Data protection is a big problem for autonomous driving in Germany

The new autonomous driving law approved in Germany has a very important obstacle to deal with and regulate, that of the protection of the data of the owners, the sacred plot for justice. A survey highlights the importance of drivers in the processing and transfer of personal data, and not only to the administration.

When we buy a new car, we provide all our data to the brands through the connectivity services of the information and entertainment platforms. The new generation of cars already has advanced artificial intelligence technology, allowing the car to learn about our tastes and preferences.

The synchronization of data between the mobile phone and the car allows this data exchange, and to know everything about us. We do it voluntarily. This is the big data protection issue that is now being presented to the German Government to finalize the autonomous driving law that it intends to pass in early summer. A study by the consulting firm Dekra has revealed that 88% of the 1007 German drivers questioned prefer to keep control of their personal data, although 46% understand that it is incongruous to provide the data to some yes and not others.

Photo Nissan Qashqai 2021 - interiorConnectivity platforms offer suggestions of our lifestyles by releasing our data

It is not the same to provide personal data to a service provider than to the administration

Even nothing less than 72% do not want any company, or the administration itself, to know their data or their preferences personal, and 36% are particularly concerned about being spied on their data. The big problem facing German legislators is that people are the owners of our information and, indeed, we decide the treatment of our data, we provide them to whoever we want and always being aware of the consequences that can be generated.

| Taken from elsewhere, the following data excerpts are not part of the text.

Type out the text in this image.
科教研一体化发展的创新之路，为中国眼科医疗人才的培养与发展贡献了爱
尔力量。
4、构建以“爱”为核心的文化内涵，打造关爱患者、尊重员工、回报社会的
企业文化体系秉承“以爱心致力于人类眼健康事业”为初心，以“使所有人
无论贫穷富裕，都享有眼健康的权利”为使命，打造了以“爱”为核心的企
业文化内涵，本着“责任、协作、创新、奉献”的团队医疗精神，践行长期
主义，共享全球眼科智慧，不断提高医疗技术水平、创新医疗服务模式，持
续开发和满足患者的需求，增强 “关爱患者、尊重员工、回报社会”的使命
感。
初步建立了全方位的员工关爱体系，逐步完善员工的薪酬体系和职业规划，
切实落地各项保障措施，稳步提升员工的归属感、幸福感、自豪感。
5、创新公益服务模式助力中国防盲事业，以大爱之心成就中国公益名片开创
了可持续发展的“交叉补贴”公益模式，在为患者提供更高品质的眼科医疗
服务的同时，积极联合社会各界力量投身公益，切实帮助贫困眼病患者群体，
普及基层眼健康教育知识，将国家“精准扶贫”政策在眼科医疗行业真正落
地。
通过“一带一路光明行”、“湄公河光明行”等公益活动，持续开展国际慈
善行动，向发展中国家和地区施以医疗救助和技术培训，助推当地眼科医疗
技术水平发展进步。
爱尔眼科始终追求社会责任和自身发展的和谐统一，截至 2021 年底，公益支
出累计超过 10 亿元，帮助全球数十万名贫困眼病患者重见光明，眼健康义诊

The question is precisely this. Why yes to car brands, among other companies, and not to the administration? The current data protection law assumes that the owner cannot be forced to provide their information. However, some German scholars understand that the transmission of data to the government can be forced if it is for the pursuit of a common good as is autonomous driving. The German government has no choice but to find a formula that does not oblige. or consider “hijacking” data from drivers, because they will continue to retain ownership.

Of course, the door of the brands is closed, they will not collaborate in any way, your customer data is sacred and invaluable as it is priceless. The only thing missing was for a brand to face a lawsuit for transferring its data without authorization.